Principal-components analysis of Y haplogroup frequencies in fourteen Pakistani populations, three Indian populations, and a Greek population. Indo-European speakers are indicated by black triangles, Sino-Tibetan speakers by a white triangle, Dravidian speakers by a circle, and the language-isolate Burusho by a diamond. The principal-component plots were constructed using SPSS version 10.0 software and the first and second principal components were plotted using the Microsoft Excel for Windows

PK4 detected in four Pathan samples represents a new branch, O2a1a of clade O (Fig. 1). It is absent in the remaining haplogroup O samples from Pakistan. The four Pathan individuals carrying this SNP belong to a sub tribe (AusoKhel) of one of the major Pathan tribes (Yousafzai) from the Dir area (between 71°20′ and 72°30′E; 34°22′ and 35°50′N) in the North West Frontier Province (NWFP) in Pakistan (Bokhari 1993). The presence of several male lineages in Pathans reflects the diversity that exists in this population, contrary to oral traditions that claim that the Pathans have a single male ancestor (Dorn 1999).
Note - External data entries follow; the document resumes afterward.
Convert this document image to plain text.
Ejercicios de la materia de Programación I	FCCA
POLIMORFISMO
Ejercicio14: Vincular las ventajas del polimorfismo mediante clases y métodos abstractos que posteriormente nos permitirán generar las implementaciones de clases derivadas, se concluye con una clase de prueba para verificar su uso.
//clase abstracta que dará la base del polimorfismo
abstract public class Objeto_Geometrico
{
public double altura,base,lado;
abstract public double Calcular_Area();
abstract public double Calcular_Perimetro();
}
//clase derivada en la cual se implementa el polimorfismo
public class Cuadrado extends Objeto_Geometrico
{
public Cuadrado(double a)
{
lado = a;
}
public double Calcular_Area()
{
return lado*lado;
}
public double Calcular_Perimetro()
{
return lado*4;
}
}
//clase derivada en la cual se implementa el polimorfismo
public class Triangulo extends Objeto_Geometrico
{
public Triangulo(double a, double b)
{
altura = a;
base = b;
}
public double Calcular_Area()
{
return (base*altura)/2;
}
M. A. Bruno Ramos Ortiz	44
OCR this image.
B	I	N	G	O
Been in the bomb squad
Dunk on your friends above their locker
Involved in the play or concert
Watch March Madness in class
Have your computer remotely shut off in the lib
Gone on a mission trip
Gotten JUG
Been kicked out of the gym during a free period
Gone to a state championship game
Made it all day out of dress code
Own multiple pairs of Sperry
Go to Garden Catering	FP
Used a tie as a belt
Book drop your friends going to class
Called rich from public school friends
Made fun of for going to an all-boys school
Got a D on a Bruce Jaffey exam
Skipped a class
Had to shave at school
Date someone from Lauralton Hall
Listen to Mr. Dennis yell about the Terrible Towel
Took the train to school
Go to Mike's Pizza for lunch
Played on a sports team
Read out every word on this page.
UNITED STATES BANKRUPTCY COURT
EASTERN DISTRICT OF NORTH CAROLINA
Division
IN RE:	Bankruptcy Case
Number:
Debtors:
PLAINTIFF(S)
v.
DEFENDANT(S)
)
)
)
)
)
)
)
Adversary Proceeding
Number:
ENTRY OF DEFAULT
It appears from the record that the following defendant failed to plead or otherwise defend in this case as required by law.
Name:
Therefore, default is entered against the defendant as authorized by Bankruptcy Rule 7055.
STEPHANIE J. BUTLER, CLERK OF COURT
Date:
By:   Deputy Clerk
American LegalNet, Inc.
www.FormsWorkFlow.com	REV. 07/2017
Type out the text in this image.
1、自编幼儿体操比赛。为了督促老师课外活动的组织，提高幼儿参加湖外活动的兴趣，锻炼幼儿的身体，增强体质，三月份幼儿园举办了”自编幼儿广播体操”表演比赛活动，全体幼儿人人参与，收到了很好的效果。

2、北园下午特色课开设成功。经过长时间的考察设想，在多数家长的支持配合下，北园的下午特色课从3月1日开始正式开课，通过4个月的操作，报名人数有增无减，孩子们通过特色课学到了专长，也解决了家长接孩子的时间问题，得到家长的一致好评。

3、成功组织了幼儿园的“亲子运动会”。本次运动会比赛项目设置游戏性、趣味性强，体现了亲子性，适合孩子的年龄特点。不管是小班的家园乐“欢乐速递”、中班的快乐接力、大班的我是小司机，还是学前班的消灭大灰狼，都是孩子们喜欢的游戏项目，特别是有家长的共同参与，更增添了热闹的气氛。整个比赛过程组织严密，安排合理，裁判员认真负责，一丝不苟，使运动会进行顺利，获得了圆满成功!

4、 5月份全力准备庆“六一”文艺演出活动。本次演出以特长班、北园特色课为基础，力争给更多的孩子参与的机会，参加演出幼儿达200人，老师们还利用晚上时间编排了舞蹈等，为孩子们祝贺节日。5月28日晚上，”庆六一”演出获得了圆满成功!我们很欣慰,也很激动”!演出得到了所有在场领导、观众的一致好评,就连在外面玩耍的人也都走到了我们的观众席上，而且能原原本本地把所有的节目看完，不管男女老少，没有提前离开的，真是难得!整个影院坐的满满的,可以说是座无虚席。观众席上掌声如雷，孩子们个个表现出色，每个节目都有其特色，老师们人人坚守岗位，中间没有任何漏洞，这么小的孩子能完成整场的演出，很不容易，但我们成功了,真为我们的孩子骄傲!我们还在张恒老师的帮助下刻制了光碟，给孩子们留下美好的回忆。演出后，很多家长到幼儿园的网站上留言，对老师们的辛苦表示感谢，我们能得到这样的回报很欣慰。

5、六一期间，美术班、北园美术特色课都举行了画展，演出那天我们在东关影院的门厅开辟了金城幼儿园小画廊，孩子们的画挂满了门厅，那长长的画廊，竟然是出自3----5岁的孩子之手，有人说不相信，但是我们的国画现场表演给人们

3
The PK5 transition found in two Burusho individuals represents a new branch, R1a1/-d, on the M17 background. These Burusho individuals, although unrelated and belonging to different villages, shared the same haplotype across all 16 Y-STRs, indicating that this may be a recent population-specific polymorphism. A TMRCA of 350 (14-1790) YBP was obtained for this polymorphism.

In this study 874 Pakistani individuals were analyzed for a large number (82) of Y chromosomal markers that included five novel Y-SNPs. Three of these SNPs identify population-specific lineages within Pakistan. Typing of these novel Y-SNPs (PK2, PK3, and PK4) in Eurasian populations will provide a comprehensive portrait of the complex genetic architecture of extant Pakistani ethnic groups and shed light on their origins and migration patterns.